Salesflare vs Close (2026)
Salesflare automates data entry so reps don't have to. Close packs phone, email, and SMS into one pipeline for outbound velocity. Here's how to pick between two of the cleanest B2B sales CRMs in 2026.
Salesflare
Intelligent B2B CRM for small and mid-sized sales teams that auto-fills itself from email, calendar, and LinkedIn so reps spend time selling, not logging.
Close
CRM purpose-built for outbound sales. Built-in calling, email sequences, and automation for reps who close deals fast.
TL;DR
- Pick Salesflare if your reps complain about CRM data entry. Auto-logging of emails, meetings, files, and signatures genuinely eliminates 80%+ of manual entry — and the pricing reflects a leaner feature surface.
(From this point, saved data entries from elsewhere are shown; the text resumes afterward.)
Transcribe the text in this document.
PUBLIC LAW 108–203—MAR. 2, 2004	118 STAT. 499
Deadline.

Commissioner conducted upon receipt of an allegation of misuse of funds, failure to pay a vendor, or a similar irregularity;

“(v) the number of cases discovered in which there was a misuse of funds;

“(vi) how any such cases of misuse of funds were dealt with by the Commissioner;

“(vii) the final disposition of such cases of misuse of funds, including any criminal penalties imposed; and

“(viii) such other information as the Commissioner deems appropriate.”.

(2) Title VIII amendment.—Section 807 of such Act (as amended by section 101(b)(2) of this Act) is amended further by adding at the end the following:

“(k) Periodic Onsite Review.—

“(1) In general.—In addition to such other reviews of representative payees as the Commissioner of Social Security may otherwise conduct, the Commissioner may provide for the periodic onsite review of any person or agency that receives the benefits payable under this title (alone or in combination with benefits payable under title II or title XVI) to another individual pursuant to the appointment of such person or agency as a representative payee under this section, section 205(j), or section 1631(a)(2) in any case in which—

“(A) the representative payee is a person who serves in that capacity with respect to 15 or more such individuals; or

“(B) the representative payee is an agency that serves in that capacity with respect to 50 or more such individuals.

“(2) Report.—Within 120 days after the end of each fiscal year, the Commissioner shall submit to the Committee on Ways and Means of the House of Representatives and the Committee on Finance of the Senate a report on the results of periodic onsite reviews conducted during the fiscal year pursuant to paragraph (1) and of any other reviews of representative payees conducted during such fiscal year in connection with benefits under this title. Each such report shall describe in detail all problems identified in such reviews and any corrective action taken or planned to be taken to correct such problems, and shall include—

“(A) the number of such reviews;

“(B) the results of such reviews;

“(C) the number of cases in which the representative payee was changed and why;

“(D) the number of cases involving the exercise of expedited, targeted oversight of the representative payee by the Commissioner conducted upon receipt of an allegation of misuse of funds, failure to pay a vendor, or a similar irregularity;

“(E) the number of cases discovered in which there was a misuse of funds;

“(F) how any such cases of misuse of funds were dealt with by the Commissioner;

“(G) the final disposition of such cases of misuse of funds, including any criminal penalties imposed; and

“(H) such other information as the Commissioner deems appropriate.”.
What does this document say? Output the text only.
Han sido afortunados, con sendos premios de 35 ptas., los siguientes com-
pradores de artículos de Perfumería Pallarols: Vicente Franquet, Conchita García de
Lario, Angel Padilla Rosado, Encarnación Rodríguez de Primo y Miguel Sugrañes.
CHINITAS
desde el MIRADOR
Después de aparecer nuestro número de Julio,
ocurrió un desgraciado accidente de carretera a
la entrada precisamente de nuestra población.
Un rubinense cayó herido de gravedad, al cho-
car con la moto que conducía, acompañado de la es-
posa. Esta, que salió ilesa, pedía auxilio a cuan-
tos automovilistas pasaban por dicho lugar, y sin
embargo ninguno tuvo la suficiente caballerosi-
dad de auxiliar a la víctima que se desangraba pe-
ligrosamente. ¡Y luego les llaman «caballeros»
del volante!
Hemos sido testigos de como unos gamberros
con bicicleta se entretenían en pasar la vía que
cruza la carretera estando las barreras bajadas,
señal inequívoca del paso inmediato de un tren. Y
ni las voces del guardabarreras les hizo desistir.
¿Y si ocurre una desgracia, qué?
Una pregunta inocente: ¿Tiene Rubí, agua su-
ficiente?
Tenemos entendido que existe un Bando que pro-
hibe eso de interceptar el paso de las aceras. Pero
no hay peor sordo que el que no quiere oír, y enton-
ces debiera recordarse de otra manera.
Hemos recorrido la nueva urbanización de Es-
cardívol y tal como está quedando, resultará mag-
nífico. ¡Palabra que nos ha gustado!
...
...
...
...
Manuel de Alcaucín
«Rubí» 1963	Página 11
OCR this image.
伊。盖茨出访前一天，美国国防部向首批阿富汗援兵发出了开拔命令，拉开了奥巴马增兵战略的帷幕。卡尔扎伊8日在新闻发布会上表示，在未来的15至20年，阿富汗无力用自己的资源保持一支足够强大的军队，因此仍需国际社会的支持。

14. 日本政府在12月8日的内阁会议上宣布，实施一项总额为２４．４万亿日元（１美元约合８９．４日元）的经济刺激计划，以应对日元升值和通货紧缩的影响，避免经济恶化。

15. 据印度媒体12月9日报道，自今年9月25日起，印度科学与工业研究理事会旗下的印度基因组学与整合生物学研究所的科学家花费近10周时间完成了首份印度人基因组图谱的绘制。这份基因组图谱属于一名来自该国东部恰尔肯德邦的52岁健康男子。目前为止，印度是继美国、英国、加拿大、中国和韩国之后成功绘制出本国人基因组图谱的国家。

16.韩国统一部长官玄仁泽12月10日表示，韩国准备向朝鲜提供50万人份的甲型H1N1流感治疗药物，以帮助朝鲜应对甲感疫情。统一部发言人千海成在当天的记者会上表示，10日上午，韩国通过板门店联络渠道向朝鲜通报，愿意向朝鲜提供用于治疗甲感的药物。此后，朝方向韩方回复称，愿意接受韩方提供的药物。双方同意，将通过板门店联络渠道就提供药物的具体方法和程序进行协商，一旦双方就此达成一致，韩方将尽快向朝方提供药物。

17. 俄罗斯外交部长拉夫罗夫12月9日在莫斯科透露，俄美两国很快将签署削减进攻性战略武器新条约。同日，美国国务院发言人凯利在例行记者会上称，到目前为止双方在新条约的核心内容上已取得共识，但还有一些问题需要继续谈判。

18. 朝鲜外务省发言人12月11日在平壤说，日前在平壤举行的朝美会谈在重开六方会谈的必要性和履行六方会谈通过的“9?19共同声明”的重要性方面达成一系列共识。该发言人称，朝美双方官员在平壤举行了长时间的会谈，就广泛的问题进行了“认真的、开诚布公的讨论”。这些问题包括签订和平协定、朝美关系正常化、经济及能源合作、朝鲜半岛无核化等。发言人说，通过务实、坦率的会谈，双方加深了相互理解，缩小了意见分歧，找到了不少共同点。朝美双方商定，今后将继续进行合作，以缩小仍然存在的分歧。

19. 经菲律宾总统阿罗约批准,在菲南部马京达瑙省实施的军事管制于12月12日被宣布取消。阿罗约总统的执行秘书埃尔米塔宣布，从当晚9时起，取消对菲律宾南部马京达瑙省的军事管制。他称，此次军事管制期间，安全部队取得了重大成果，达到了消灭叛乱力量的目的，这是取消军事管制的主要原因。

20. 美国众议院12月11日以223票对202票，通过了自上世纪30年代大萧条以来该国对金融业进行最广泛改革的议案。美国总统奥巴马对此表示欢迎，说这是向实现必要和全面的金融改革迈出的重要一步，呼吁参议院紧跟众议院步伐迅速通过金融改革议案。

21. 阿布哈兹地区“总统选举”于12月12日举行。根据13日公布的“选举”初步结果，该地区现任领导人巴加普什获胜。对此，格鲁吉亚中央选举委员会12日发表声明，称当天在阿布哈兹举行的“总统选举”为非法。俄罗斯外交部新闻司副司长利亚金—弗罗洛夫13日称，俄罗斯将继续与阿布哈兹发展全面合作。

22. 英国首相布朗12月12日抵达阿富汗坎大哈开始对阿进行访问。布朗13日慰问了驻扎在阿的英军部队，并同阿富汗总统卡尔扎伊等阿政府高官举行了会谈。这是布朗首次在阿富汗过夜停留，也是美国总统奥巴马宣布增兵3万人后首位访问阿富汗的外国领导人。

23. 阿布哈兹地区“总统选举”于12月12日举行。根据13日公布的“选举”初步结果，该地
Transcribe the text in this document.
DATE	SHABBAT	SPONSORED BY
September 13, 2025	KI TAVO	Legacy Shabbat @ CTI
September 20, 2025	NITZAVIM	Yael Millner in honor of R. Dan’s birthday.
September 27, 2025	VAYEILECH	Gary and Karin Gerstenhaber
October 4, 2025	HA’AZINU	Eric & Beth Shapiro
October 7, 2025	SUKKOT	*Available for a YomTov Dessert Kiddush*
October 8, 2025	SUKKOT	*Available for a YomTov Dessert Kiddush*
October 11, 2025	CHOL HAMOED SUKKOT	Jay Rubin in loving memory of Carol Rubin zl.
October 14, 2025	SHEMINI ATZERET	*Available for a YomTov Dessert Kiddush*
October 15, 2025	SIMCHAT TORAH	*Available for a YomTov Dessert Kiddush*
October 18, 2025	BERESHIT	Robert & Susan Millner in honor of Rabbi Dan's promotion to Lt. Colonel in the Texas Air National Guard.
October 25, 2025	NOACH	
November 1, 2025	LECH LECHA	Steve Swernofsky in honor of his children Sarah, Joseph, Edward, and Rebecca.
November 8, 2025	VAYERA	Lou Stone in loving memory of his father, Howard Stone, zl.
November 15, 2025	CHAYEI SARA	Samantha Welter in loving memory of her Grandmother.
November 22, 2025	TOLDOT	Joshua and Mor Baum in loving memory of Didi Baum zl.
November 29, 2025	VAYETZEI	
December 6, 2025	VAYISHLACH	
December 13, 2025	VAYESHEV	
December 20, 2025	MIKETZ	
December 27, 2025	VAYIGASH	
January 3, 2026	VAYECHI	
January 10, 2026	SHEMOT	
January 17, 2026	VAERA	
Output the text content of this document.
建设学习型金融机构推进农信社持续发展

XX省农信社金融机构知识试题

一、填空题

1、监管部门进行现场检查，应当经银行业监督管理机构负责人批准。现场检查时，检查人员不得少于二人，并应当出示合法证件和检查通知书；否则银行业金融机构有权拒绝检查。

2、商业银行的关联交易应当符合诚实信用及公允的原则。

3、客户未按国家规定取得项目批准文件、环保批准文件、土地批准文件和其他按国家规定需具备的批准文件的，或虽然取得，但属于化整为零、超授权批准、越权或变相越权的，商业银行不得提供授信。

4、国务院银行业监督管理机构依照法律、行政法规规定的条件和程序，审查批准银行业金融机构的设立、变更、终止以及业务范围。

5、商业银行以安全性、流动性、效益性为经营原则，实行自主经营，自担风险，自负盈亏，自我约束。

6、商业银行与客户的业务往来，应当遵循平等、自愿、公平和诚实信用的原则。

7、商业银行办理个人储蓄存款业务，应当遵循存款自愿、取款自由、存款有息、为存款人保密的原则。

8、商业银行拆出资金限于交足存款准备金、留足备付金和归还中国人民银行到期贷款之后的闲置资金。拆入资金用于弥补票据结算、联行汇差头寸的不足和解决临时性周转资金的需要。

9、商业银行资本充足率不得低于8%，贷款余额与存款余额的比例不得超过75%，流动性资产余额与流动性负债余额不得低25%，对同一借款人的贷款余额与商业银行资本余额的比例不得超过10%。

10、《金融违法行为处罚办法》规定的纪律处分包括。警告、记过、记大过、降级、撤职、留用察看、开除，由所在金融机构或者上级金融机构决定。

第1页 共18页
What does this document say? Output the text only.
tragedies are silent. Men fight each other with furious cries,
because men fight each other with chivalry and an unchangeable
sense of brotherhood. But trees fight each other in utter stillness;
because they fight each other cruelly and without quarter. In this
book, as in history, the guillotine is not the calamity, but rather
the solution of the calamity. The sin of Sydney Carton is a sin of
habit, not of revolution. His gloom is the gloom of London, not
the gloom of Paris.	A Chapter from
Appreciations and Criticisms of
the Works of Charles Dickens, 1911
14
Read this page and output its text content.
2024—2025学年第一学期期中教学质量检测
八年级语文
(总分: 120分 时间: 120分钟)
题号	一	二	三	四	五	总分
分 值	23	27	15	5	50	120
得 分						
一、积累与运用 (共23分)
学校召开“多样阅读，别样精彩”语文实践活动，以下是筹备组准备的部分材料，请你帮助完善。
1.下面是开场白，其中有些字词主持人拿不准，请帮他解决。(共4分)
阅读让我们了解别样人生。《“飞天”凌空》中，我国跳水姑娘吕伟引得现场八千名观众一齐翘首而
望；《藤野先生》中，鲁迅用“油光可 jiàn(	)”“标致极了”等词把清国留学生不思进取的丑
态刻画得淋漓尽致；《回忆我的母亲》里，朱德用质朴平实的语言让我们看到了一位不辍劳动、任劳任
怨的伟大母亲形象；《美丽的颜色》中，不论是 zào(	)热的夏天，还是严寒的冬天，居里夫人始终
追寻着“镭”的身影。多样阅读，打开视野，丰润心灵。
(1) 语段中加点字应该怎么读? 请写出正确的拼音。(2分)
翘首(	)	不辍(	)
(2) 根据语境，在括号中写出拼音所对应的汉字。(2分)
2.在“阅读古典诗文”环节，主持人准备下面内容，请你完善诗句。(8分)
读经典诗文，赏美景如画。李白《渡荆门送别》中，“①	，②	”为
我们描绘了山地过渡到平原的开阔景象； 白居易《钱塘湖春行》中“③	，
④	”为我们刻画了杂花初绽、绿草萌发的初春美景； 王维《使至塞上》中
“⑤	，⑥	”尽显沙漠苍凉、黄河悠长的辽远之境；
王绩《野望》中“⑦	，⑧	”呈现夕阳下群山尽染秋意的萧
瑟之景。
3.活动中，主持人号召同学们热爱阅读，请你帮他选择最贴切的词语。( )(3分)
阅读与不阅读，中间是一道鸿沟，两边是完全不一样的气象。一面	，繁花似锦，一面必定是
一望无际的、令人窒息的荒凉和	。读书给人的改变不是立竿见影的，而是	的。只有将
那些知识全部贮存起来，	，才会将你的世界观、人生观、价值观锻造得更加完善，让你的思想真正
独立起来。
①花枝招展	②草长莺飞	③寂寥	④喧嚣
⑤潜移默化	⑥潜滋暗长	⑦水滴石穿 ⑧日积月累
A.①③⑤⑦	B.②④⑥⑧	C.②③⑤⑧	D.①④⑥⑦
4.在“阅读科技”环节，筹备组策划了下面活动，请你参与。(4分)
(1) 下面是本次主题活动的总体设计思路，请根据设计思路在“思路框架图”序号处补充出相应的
- Pick Close if your team's primary motion is calling and you want power dialer + SMS + email sequences in one pane. The price premium pays for itself if reps make 100+ calls per day.
Pricing
Salesflare's pricing curve is shallower: Growth ($29/user/mo annual), Pro ($49), Enterprise ($99). Close runs Startup ($49/user/mo annual), Professional ($99), Business ($149), Enterprise ($199). At Pro/Professional — the most common tier — Close is roughly 2x the cost. The Close premium funds the calling stack: included VoIP, power dialer (Professional+), predictive dialer (Business+), and SMS at every tier.
Data automation
Salesflare's defining feature is autopilot data: install the Gmail/Outlook plugin and Salesflare automatically logs emails, meetings, email opens, link clicks, and pulls contact data from email signatures and LinkedIn. Reps don't enter contacts — they just email people. Close has automatic email logging too, but the rest of the data work (calls excluded) still leans on rep input or sequences.
Calling and phone
Close is built around calling. Native VoIP with power dialer (click through a list of leads as fast as you can hang up) and predictive dialer (auto-dials multiple lines, drops a rep into the first answer). Built-in call recording, transcription, and search. 2026 added regional compliance filters that flag local telemarketing-law restrictions automatically. Salesflare has no native dialer — you'd pair it with Aircall, Kixie, or Dialpad, which works but costs extra and adds a tab.
Email sequences
Both ship multi-step email sequences. Salesflare's send through your connected mailbox (Gmail/Outlook), which lands in the primary inbox more reliably than third-party SMTP. Close's sequences ship through their infrastructure but can also send via your connected mailbox; the upside is they integrate with the dialer and SMS in one workflow. If you only need email, Salesflare's deliverability is slightly better; if you need multichannel, Close wins.
Pipeline and reporting
Close's pipeline view is sales-rep-first: deal cards, Smart Views (saved filters that double as lead queues), and Opportunity dashboards. Salesflare's pipeline is account-first: every deal shows the account, the people involved, and the conversation timeline. Reporting on Close is more granular (calls made, talk time, connect rate) — fits sales managers who coach on activity. Salesflare's reporting is more strategic (account health, pipeline velocity).
Mobile and offline
Salesflare's mobile app is genuinely excellent — many reps run their day from it. Close's mobile app exists and covers basics but is not the primary surface; the desktop dialer is where the value lives. If your reps are field-heavy, Salesflare's mobile experience is a real differentiator.
Integrations
Close has tighter native integrations with calling/sales tools (Zapier, HubSpot, Slack, plus a public API). Salesflare has cleaner Google Workspace integration and native LinkedIn sidebar. Both ship Zapier and webhooks, so most stacks work either way — the question is whether you want the integration to be native or hop through a layer.
Who should pick what
- Outbound SDR team, 50+ calls/day per rep → Close. The dialer pays for itself.
- B2B SaaS account exec team, $20K+ ACV → Salesflare. Auto-logging frees the rep to actually think.
- 2–5 person founder-led sales → Salesflare. Cheaper, less to configure, mobile-first.
- Inside sales agency or BDR-as-a-service → Close. The dialer + reporting fit the operating model.
- Field sales with heavy in-meeting CRM use → Salesflare. The mobile app and auto-capture work where Close's desktop UI doesn't.
Bottom line
Close and Salesflare both target B2B sales teams that have outgrown spreadsheets but find HubSpot bloated — but they bet on different ends of the same problem. Close says "give reps the best calling stack." Salesflare says "remove all the data entry." If you know which of those is your team's actual bottleneck, the choice picks itself.